EGPWS: sink rate. pull up.
Co-pilot: meeeh. [strained voice] I’m gonna give ya your controls okay?
Pilot: alright. my controls.
Co-pilot: your flight controls.
Pilot: # eh. [spoken in angry tone]
Pilot: watch my airspeed.
It’s easy to play Monday morning quarterback here – just go around! But anyone who has ever flown to the New York area has to admit that a go around at TEB is a big deal. Of course an accident is even a bigger deal, but if ever there were a setup for plan continuation bias, this was it.
How to prevent it
Eliminating this bias isn’t possible, but there are number of strategies for minimizing the threat. First, it’s important to have some built-in decision-making circuit breakers. Force yourself to stop periodically during your pre-flight and in-flight decision making so you can evaluate the situation in an honest way – perhaps before engine start or before beginning your descent from the final approach fix. Is the flight really progressing according to your plan? Is your decision-making being affected by how far along the flight is? How would this read in an NTSB report?
The best question to ask is, “What alternatives have I not even considered?” This was the mistake I made on my flight; I was locked into a binary go/no-go decision, when there were other options to consider, including delaying a few hours or taking a different route. Considering one of these other options might have at least removed some emotion from the decision.

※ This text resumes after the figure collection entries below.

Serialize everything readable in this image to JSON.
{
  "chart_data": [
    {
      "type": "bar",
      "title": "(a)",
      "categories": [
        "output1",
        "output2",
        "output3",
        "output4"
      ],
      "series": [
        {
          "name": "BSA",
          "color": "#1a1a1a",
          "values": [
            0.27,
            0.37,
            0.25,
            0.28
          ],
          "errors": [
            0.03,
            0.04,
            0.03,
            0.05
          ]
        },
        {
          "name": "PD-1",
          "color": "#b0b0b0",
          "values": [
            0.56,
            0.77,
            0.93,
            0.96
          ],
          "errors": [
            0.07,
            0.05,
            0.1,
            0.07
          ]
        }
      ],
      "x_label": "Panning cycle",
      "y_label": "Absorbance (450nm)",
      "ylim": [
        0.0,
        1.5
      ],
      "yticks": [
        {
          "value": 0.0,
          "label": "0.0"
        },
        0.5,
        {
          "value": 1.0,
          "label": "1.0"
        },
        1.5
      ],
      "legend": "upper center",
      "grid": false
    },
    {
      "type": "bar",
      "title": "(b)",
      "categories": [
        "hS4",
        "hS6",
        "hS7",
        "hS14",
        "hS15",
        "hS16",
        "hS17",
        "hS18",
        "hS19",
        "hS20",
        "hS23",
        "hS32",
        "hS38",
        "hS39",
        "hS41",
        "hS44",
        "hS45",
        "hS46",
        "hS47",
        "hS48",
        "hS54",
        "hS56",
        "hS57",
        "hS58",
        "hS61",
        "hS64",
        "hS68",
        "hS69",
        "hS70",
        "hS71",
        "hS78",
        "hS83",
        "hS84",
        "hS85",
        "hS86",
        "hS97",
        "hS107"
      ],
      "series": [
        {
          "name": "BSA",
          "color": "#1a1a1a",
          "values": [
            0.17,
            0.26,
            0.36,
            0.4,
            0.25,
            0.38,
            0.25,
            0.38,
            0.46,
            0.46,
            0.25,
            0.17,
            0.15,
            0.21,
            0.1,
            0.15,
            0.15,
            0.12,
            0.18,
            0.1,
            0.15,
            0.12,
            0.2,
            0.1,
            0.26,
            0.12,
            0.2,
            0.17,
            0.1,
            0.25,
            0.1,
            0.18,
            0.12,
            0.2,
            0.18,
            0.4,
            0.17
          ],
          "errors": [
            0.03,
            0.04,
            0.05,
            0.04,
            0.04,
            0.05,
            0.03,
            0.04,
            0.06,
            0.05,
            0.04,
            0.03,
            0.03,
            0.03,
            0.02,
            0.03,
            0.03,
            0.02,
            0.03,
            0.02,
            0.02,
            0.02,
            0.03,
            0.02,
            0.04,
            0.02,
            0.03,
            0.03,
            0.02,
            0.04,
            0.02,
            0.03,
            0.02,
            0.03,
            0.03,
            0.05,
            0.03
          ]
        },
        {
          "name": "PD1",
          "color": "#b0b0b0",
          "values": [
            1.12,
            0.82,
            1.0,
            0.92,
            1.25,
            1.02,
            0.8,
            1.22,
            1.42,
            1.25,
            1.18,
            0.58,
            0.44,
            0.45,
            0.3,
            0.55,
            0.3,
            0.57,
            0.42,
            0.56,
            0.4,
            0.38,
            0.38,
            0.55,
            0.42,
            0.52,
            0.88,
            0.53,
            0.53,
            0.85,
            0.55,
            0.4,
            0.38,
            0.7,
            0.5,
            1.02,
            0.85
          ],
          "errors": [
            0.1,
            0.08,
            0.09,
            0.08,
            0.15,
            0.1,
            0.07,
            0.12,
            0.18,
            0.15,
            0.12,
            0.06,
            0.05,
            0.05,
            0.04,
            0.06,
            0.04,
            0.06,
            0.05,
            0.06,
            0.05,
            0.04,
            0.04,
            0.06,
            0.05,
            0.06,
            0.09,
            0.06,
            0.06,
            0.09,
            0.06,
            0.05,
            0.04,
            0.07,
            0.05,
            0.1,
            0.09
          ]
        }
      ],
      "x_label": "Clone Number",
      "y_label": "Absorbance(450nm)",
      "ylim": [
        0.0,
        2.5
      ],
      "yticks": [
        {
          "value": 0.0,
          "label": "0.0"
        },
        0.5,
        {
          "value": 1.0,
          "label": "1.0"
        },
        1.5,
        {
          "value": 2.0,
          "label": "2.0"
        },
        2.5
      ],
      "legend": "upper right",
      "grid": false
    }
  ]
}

Second, it’s important to be disciplined about the regulations and your own personal minimums. If your minimum is one hour of fuel in the tanks at landing, then you don’t go below that number under any circumstances. It does not matter that you have restless passengers on board, it’s getting late, or anything else. This is also where the concept of a stabilized approach comes in. You don’t have to fly a 20-mile final at Vref (unless you want the tower to yell at you), but by 500 feet AGL you should be on speed and on glidepath, ready to land. If you’re not, it’s an automatic go around.
In the MD-82 accident, the pilots ignored two of these automatic go around cues: they lost sight of the runway and the crosswind (which was 50 degrees off the runway at 30 knots, gusting to 45) clearly exceeded company SOPs. Either one of these should have caused an immediate abort, with no discussion or debate. That’s the critical point with minimums: the decisions have to be automatic. If you leave yourself much wiggle room, the human brain will go to great lengths to justify a deviation, “just this one time.”

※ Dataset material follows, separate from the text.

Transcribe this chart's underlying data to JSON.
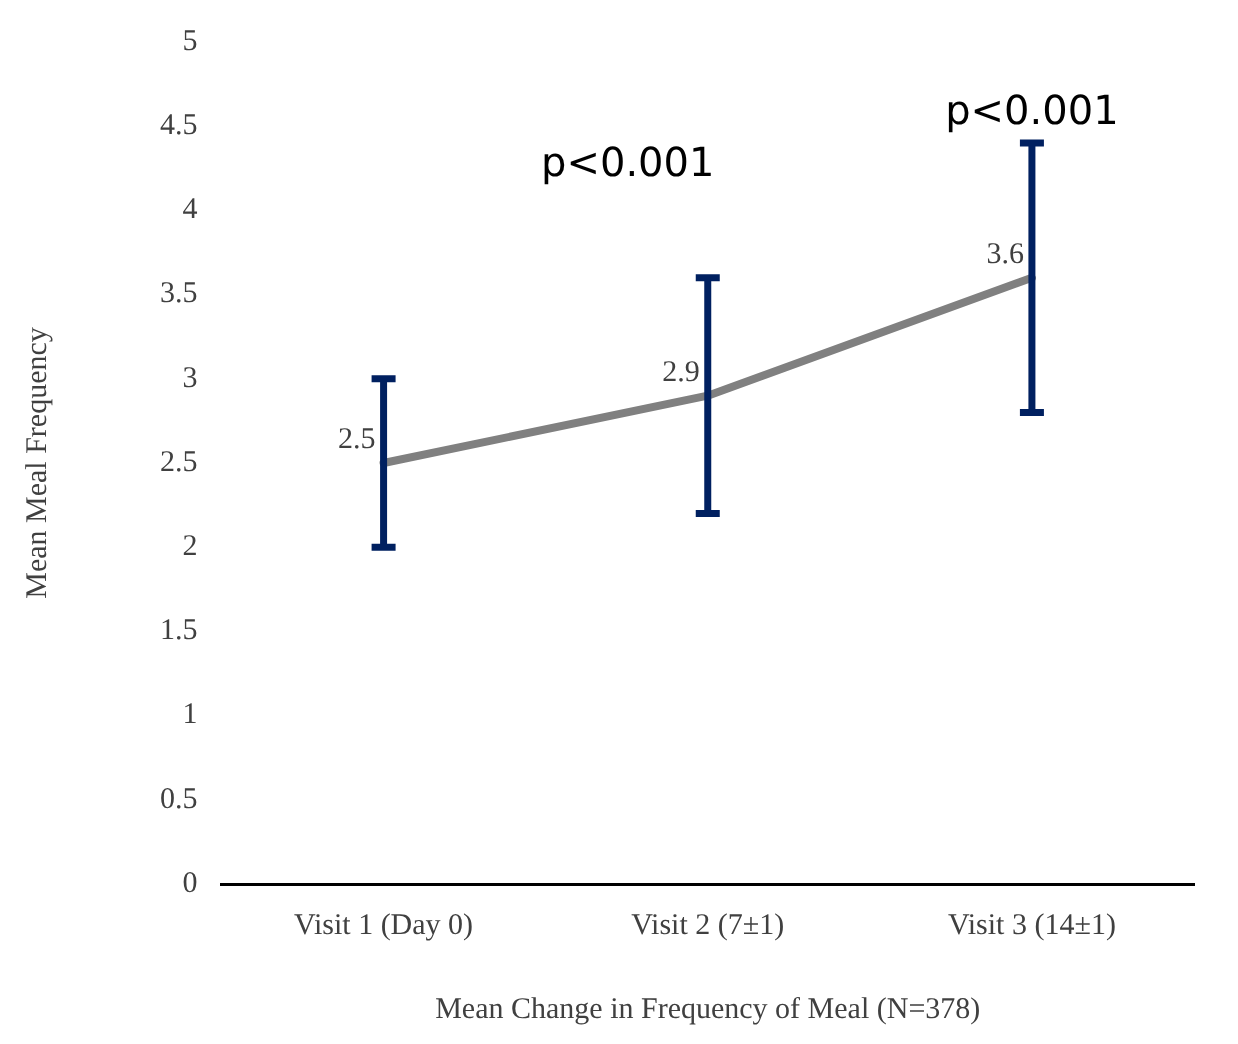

Another important consideration is how you manage your workload, since tunnel vision often takes hold when you are distracted or overworked. The Learjet crew was clearly in this situation, trying to fly a complicated procedure in busy airspace. Instead of accomplishing key tasks ahead of time, the pilots’ approach briefing was rushed and incomplete, without a solid plan for when to turn and descend. As a result, they ended up reacting to events instead of staying ahead of the airplane. Managing workload might even require a delay vector from ATC or a turn in a hold, just to give yourself time to think.
Finally, some pilots like to always plan an alternative when an important trip is on the calendar. This could mean packing an overnight bag (even for day trips), so there’s a little less pressure to continue when conditions change. Or it might mean buying a backup airline ticket for the return leg of a long trip. The right answer will depend on the type of flying you do, but the important point is to build some tools that help you make a more rational decision. Never sacrifice flexibility because you’re tired or rushed.
And remember, it’s never too late to turn around or go around.